Hamilton studied as many invocations as he could find from the 2005 legislative session and concluded that a substantial majority were "explicitly Christian in content." He said they represent "a clear endorsement of Christianity, sending the message to others that they are outsiders and the message to Christians that they are favored insiders."

Of 53 prayers, nine were delivered by lawmakers and 41 by clergy identified with Christian churches. A Muslim imam and a Jewish rabbi each gave one prayer. A majority mentioned Christ.

On Feb. 28, for example, the prayer leader read from Paul's letter to the Colossians, saying, "Whatever you do in word or deed, do all in the name of the Lord Jesus, giving thanks through him to God the Father."

Hamilton interpreted a March 28 prayer as a call to worldwide Christian conversion.

"We look forward to the day," the speaker said, "when all nations and all people of the earth will have the opportunity to hear and respond to messages of love of the Almighty God who has revealed himself in the saving power of Jesus Christ."

No other specific religious faith was invoked or endorsed by the speakers, Hamilton said. In contrast to the majority of the Christian prayers, Hamilton said, the imam's March 8 words were inclusive and were "not identifiable as distinctly Muslim."

It was Clarence Brown's energetic rendition of "Just a Little Talk With Jesus" that prompted several legislators to decide enough was enough. The Indiana Civil Liberties Union soon filed suit in the name of four people - a Quaker, a Methodist and two Catholics - to stop what critics considered an increasingly sectarian prayer practice.
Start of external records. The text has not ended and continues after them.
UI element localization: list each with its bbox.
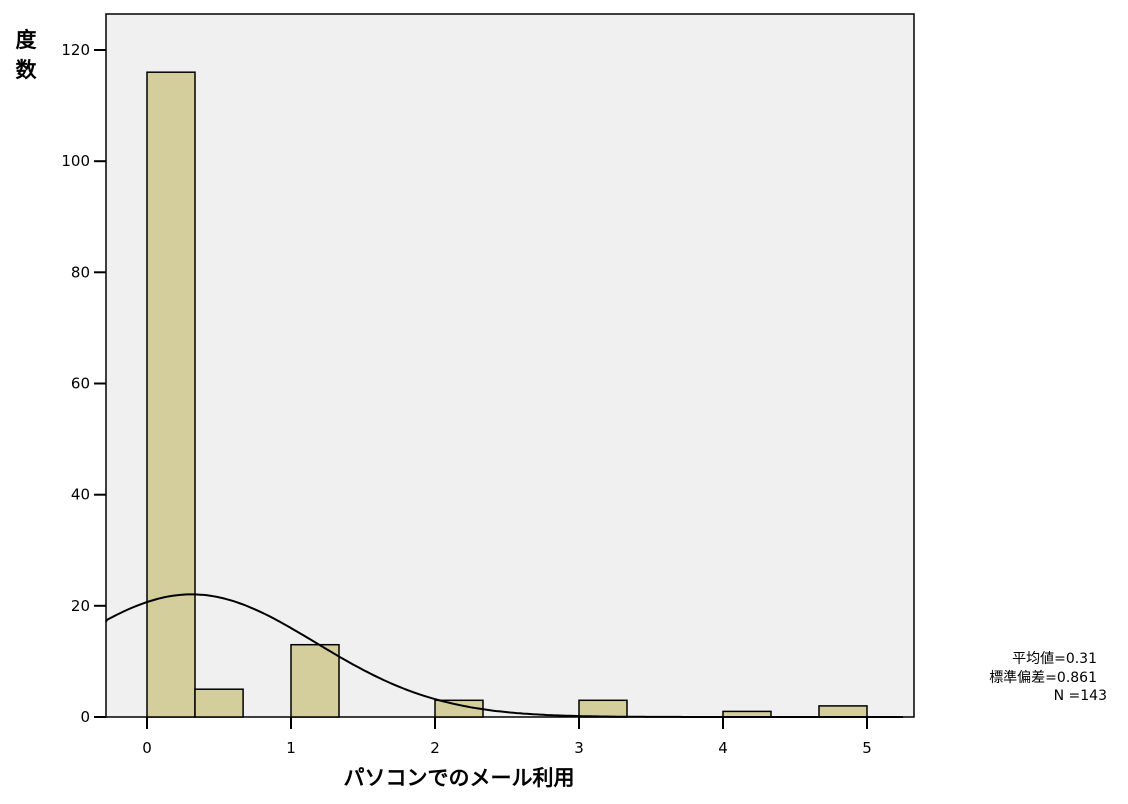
y-tick-label-0: 0	[80, 708, 90, 726]
x-tick-label-0: 0	[142, 739, 152, 757]
x-tick-label-4: 4	[718, 739, 728, 757]
y-tick-label-60: 60	[71, 375, 90, 393]
bars-layer	[146, 71, 868, 718]
axes-layer: 0 20 40 60 80 100 120 0 1 2 3 4 5	[61, 41, 871, 757]
y-axis-title-char-2: 数	[16, 58, 38, 82]
x-tick-label-3: 3	[574, 739, 584, 757]
y-tick-label-80: 80	[71, 263, 90, 281]
plot-area	[105, 13, 915, 718]
stats-mean: 平均値=0.31	[1012, 651, 1097, 667]
histogram-bar-6	[818, 705, 868, 718]
x-axis-title: パソコンでのメール利用	[344, 766, 575, 790]
y-axis-title-char-1: 度	[16, 28, 37, 52]
histogram-bar-0	[146, 71, 196, 718]
histogram-bar-2	[290, 643, 340, 718]
y-tick-label-20: 20	[71, 597, 90, 615]
y-tick-label-40: 40	[71, 486, 90, 504]
normal-curve	[105, 593, 903, 718]
histogram-bar-4	[578, 699, 628, 718]
histogram-bar-1	[194, 688, 244, 718]
x-tick-label-5: 5	[862, 739, 872, 757]
x-tick-label-2: 2	[430, 739, 440, 757]
x-tick-label-1: 1	[286, 739, 296, 757]
y-tick-label-100: 100	[61, 152, 90, 170]
stats-n: N =143	[1054, 688, 1107, 704]
y-tick-label-120: 120	[61, 41, 90, 59]
stats-sd: 標準偏差=0.861	[989, 670, 1097, 686]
Brown, 51, is an evangelical Christian layman who works in an auto parts factory 70 miles south of Indianapolis. Invited to give a prayer to open the April 5 House session, Brown said he was thinking about the separation of church and state as he drove to the state Capitol.

He said he talked with God during the ride and decided to speak up for the man he considers his savior. "I wanted to share the word. That's what I'm supposed to do," Brown said. "I have to do what Jesus Christ says for me to do as a witness."
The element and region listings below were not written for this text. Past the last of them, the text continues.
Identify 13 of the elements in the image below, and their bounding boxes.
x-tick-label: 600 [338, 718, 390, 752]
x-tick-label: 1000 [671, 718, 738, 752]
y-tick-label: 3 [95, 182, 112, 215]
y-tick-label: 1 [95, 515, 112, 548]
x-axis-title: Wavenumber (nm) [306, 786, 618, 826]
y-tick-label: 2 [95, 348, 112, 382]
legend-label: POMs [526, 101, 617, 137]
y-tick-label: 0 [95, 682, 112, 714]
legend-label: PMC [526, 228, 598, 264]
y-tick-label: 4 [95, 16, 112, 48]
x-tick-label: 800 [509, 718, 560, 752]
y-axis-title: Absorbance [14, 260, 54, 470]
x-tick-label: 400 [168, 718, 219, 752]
Brown's prayer included thanks to God "for our lord and savior Jesus Christ, who died that we might have the right to come together in love." When the prayer was finished, Bosma announced that Brown would "bless us with a song."

As Brown led the rollicking tune, some members and staffers clapped and sang along.
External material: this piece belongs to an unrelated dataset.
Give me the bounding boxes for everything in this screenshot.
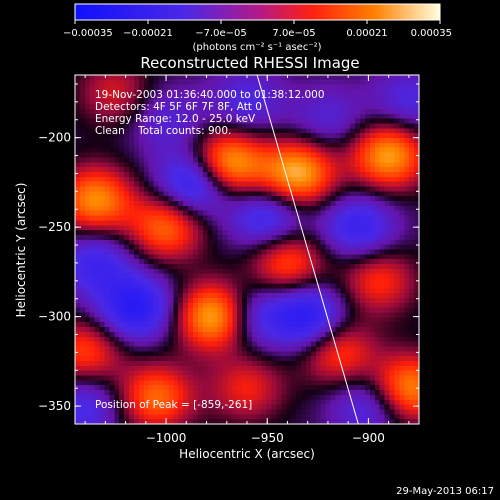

Several others left the chamber.

"We're just increasingly sensitive to both religious partiality in general and to evangelical Christianity's attempt to be politically and culturally aggressive," said George Washington University law professor Ira Lupu. "Both of those things are going on in that Indiana setting."

"In general, politicians think that the public wants to hear more explicitly religious messages," said Barry Lynn, executive director of Americans United for Separation of Church and State, a liberal lobbying group. "It is much more appropriate for people who have a shared religious belief system to get together before they walk into the chambers of the city council or the state legislature and do their worship before they go about their official business."

That is not how a vocal group of Indiana legislators see the issue. Unlike on some fronts in the culture wars, elected Democrats and Republicans have come together to criticize Hamilton's ruling.

"I see where religions were forbidden in other countries. In communist countries. In totalitarian countries. I think this smacks of that," said Rep. B. Patrick Bauer (D), the House minority leader and former speaker. "We need a clarification or we need a correction."

Goodin objected to the lawsuit and to those who filed it. "I'm a traditionalist," he said. "I felt like if there's a reason to change tradition, there ought to be a real reason, not that someone may say they're offended. To me, it sounds like they were the ones who were closed-minded."